Now, if your priority is to keep your developers as efficient as possible, you might consider hiring an operations team. However, you'll quickly realize that employing a DevOps engineer can cost an average of $105,000. This amount is substantial and equivalent to running the largest Lambda, with a size of 10 gigabytes, continuously for nearly 20 years. That's even longer than the total time AWS has been in existence. Clearly, this approach doesn't provide an ideal cost-effective solution.
Fortunately, there's a third option available when utilizing serverless architecture—eliminating the need for any operations tasks altogether. By selecting sensible default sizes for your Lambdas and forgoing provisioned capacity, you can embrace the occasional cold start trade-off. Although this may be acceptable for startups aiming for rapid development, it comes with performance costs. Cold starts can impact response times, and optimizing your Lambdas by increasing memory allocation, as seen earlier, can result in significant reductions in both duration and resource usage—sometimes up to 90%. Furthermore, certain Lambdas may spend a significant amount of time waiting for a second request or interacting with third-party services. In such cases, these Lambdas can be optimized by reducing their memory allocation and, consequently, saving up to 16 times the costs without affecting the overall duration.
Lastly, the Sedai platform offers an additional valuable feature known as release intelligence. With release intelligence, Sedai actively monitors your Lambdas both before and after a deployment. It provides you with quantitative feedback on whether there has been an improvement or a decline in system performance. For example, it can easily identify if one of your Lambdas is running slower than before. This capability is an excellent added bonus, as it allows you to stay informed about the performance impact of your system changes, ensuring you can make informed decisions and swiftly address any issues that arise.
In the evolving software hosting landscape, the shift from on-premises to cloud and serverless environments has simplified operations tasks. However, challenges like Lambda sizing and cold starts persist in serverless architecture. This is where Sedai comes in, offering autonomous solutions to tackle these challenges and lighten the developer's workload.
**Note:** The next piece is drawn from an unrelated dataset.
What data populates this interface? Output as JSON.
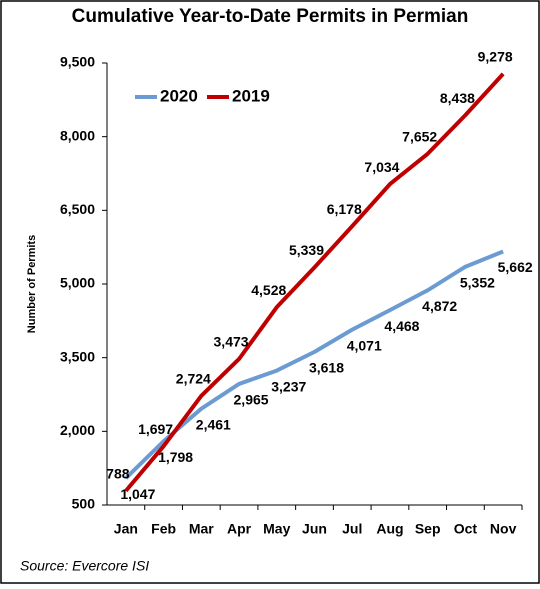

Compared to traditional EC2-based approaches, developing with serverless architecture has proven to save developers significant time. With prebuilt functionality provided by cloud providers like AWS, features can be delivered in a fraction of the usual time, allowing developers to focus on coding and feature development rather than infrastructure management. As serverless adoption continues to grow, major cloud providers such as AWS, Google, and Azure are expanding their serverless offerings to cater to the increasing number of companies embracing serverless in production. These providers aim to capture more business by enhancing their suite of serverless services, enabling developers to access advanced features and integrate pre-made services without manual infrastructure provisioning or complex setup.
By embracing serverless architecture and utilizing Sedai's autonomous capabilities, businesses can streamline operations, boost developer efficiency, and unlock the vast potential offered by the expanding suite of serverless services from cloud providers.